XXXV. That all persons living in this province, who confess and acknowledge the one Almighty and eternal God, to be the Creator, Upholder and Ruler of the world; and that hold themselves obliged in conscience to live peaceably and justly in civil society, shall, in no ways, be molested or prejudiced for their religious persuasion, or practice, in matters of faith and worship, nor shall they be compelled, at any time, to frequent or maintain any religious worship, place or ministry whatever.
XXXVI. That, according to the good example of the primitive Christians, and the case of the creation, every first day of the week, called the Lord’s day, people shall abstain from their common daily labour, that they may the better dispose themselves to worship God according to their understandings.

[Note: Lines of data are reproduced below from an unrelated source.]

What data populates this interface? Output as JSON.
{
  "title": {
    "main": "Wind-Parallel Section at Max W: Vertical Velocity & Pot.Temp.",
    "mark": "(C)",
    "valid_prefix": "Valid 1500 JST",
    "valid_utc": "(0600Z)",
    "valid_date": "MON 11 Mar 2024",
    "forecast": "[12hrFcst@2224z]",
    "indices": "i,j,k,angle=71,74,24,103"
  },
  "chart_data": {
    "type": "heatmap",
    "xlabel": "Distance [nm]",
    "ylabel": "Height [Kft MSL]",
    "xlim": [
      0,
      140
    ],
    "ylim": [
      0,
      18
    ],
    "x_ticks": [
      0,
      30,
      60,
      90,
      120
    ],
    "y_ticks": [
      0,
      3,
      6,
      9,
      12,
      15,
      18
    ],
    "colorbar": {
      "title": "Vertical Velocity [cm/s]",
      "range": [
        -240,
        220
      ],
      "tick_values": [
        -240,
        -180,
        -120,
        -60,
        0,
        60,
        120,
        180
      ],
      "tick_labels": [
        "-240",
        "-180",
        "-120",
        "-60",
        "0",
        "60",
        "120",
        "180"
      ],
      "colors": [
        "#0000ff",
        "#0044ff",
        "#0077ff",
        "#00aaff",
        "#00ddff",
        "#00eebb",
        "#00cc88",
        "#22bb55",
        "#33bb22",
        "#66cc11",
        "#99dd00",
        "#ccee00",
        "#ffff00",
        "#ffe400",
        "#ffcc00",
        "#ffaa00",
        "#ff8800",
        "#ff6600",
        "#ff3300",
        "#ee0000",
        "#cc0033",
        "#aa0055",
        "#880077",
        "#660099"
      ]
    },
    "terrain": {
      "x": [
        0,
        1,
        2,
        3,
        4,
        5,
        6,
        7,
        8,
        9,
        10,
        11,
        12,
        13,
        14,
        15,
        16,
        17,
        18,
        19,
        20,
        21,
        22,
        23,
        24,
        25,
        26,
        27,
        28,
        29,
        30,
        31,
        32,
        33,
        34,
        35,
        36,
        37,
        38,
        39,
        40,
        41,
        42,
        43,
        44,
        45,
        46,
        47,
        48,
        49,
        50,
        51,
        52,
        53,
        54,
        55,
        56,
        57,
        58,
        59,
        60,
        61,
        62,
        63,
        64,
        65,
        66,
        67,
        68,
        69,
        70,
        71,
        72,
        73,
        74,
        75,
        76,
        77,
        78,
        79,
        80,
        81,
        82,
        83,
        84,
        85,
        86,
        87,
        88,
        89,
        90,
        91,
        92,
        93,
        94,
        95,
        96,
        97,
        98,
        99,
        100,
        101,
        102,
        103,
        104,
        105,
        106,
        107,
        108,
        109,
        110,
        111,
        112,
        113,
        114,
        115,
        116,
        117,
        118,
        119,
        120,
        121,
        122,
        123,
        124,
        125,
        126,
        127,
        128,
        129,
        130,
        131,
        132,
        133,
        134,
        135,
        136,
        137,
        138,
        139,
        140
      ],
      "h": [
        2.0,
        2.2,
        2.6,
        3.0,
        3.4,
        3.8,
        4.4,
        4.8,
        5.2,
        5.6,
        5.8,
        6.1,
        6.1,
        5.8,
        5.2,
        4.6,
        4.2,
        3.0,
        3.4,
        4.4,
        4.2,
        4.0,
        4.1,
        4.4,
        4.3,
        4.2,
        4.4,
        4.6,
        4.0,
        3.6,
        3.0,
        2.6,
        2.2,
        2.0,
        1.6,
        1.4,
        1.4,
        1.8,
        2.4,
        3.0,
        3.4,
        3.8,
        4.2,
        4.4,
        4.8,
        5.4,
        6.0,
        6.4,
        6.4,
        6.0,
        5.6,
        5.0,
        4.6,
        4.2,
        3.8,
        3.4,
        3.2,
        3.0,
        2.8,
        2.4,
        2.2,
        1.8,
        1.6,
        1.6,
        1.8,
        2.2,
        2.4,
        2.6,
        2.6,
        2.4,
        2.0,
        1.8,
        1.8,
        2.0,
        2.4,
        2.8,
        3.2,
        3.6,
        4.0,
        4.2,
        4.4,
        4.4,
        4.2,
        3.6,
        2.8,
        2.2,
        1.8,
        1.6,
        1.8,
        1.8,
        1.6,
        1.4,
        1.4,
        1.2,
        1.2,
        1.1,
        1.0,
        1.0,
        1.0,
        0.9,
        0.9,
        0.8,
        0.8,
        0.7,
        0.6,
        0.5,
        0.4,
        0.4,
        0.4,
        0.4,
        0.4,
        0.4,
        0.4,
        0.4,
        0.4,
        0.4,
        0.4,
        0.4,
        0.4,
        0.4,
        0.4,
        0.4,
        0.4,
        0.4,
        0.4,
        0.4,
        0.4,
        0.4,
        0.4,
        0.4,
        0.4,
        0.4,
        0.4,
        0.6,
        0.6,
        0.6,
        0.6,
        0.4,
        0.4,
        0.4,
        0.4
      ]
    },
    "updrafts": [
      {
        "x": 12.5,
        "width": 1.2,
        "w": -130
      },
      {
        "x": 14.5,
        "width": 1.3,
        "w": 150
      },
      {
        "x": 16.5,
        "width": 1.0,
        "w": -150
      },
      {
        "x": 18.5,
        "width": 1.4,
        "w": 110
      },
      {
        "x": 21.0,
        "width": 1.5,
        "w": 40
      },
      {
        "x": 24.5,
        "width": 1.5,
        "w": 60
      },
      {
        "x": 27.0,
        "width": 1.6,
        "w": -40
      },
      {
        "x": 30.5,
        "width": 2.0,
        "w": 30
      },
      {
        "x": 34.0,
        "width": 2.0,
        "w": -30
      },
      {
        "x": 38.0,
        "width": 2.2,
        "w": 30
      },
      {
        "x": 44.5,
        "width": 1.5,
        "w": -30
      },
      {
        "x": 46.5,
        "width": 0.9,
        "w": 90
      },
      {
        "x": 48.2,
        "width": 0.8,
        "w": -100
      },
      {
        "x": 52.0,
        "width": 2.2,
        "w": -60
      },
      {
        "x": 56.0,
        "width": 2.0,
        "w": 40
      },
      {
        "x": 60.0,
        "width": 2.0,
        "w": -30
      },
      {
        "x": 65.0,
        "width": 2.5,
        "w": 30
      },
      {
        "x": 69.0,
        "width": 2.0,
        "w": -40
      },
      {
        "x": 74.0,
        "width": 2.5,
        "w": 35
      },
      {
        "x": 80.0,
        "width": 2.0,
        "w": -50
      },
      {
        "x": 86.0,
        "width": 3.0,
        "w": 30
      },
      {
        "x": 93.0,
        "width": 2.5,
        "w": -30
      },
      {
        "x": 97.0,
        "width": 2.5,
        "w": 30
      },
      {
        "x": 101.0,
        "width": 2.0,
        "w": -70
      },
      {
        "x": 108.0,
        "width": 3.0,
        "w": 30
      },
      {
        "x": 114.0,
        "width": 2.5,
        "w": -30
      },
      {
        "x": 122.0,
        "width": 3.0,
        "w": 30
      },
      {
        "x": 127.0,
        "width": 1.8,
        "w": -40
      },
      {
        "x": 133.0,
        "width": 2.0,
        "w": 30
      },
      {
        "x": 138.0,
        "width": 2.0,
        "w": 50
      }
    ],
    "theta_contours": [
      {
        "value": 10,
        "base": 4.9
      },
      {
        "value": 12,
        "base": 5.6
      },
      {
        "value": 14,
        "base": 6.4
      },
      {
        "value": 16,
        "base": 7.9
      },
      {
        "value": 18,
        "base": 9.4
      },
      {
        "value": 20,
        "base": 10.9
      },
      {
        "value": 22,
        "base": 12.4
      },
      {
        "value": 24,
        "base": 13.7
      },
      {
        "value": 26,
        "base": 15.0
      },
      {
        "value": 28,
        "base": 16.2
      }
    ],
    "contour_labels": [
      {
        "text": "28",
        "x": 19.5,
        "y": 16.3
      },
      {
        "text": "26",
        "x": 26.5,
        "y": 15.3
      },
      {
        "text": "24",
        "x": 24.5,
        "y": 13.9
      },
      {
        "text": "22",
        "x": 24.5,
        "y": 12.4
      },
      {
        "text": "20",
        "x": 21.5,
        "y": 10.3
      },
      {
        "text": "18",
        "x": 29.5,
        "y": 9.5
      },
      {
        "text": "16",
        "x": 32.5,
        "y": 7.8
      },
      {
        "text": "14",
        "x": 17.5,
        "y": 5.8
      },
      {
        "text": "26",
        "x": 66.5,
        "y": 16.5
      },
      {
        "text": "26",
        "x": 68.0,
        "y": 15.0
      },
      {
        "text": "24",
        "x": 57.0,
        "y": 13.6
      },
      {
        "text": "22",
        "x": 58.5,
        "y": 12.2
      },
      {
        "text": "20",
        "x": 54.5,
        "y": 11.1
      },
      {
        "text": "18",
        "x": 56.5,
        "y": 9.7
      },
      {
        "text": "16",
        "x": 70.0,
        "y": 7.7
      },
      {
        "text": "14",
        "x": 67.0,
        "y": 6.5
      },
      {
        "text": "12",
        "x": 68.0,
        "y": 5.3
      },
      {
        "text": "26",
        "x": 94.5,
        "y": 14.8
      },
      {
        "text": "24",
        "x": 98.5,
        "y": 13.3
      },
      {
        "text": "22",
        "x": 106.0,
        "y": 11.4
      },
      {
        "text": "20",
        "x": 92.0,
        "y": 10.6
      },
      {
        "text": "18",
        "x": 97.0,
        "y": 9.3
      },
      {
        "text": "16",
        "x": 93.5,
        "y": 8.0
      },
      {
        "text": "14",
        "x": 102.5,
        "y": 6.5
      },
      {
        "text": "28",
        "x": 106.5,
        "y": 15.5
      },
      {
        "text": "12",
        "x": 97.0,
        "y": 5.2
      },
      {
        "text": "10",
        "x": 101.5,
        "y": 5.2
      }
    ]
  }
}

XXXVII. That as a careless and corrupt administration of justice draws the wrath of God upon magistrates, so the wildness and looseness of the people provoke the indignation of God against a country: therefore, that all such offences against God, as swearing, cursing, lying, prophane talking, drunkenness, drinking of healths, obscene words, incest, sodomy, rapes, whoredom, fornication, and other uncleanness (not to be repeated) all treasons, misprisons, murders, duels, felony, seditions, maims, forcible entries, and other violences, to the persons and estates of the inhabitants within this province; al prizes, stage-plays, cards, dice, May-games, gamesters, masques, revels, bull-baitings, cock-fightings, bear-baitings, and the like, which excite the people to rudeness, cruelty, looseness, and irreligion, shall be respectively discouraged, and severely punished, according to the appointment of the Governor and freemen in provincial Council and General Assembly; as also all proceedings contrary to these laws, that are not here made expressly penal.
XXXVIII. That a copy of these laws shall be hung up in the provincial Council, and in public courts of justice: and that they shall be read yearly at the opening of every provincial Council and General Assembly, and court of justice; and their assent shall be testified, by their standing up after the reading thereof.
XXXIX. That there shall be, at no time, any alteration of any of these laws, without the consent of the Governor, his heirs, or assigns, and six parts of seven of the freemen, met in provincial Council and General Assembly.
XL. That all other matters and things not herein provided for, which shall, and may, concern the public justice, peace or safety of the said province; and the raising and imposing taxes, customs, duties, or prudence and determination of the Governor and freemen, in provincial Council and General Assembly, to be held, from time to time, in the said province.
Signed and sealed by the Governor and freemen aforesaid, the fifth day of the third month, called May, one thousand six hundred and eighty-two.